The now-unionized workers at Merck Serono's Swiss headquarters are fighting that shutdown, which they say endangers 1,250 staffers and 250-odd longtime contractors. They've been protesting, petitioning and appealing to Geneva officials for backup. By threatening to strike, the employee group persuaded company officials to extend a required "consultation period" to June 4--giving the union more time to propose alternatives.
But here's what Merck Chairman Karl-Ludwig Kley said today: "Merck faces unprecedented market shifts and increasing competition in key product areas." Right now, Merck "can address these challenges from a position of relative strength," Kley said. "[I]f we do not take urgent action, we will face the prospect of tackling these issues from a much weaker position."
Merck is hardly the first major drugmaker to propose mass layoffs and close facilities. Big Pharma has been cutting jobs by the thousand for several years, and dozens of R&D sites and manufacturing plants have been tagged for closure.
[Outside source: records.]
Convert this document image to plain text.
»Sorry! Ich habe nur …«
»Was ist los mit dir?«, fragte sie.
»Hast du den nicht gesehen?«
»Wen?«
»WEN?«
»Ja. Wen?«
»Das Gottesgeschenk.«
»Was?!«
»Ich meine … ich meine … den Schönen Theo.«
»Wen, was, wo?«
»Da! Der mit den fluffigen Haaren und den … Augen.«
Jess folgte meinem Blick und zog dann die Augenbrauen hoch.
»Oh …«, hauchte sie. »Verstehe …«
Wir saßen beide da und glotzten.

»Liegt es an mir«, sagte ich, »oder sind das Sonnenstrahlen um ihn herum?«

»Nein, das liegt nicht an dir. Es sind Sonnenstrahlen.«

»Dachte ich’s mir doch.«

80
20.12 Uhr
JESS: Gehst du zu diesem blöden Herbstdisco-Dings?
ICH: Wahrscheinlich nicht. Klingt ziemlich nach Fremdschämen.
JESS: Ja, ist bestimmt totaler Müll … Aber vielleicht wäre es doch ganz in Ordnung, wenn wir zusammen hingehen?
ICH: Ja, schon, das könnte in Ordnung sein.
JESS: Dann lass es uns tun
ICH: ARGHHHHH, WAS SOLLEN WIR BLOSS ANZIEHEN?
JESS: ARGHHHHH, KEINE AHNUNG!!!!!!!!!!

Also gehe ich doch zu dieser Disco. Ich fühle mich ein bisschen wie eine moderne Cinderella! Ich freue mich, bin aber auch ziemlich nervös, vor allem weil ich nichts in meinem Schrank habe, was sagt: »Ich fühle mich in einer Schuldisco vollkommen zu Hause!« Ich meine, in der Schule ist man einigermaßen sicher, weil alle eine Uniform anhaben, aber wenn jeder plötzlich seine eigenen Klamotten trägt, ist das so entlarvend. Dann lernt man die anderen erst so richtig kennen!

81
The €120 million in targeted savings from Geneva's closure is counterbalanced by €180 million in sales and administrative cuts across the Merck Serono unit.
But Merck's Swiss employees have a nearby success to inspire them: After Novartis ($NVS) announced more than 1,000 job cuts in Switzerland, demontrators hit the streets, and workers at a Nyon plant set for big downsizing stopped work for one day. Later, the company agreed to keep the Nyon facility and most of its staff, in return for the employees' offer of an across-the-board pay cut.
Also, the Merck Serono employees strongly believe in their value to their German parent. Unia plans to comb through the company's restructuring plans, looking for performance numbers on the Geneva operations, in an effort to prove that worth. But according to Le Temps, a few of the Genevois see the Novartis workers' success as irrelevant: "Geneva is not a production site," one researcher pointed out. "Therefore we have almost no leverage."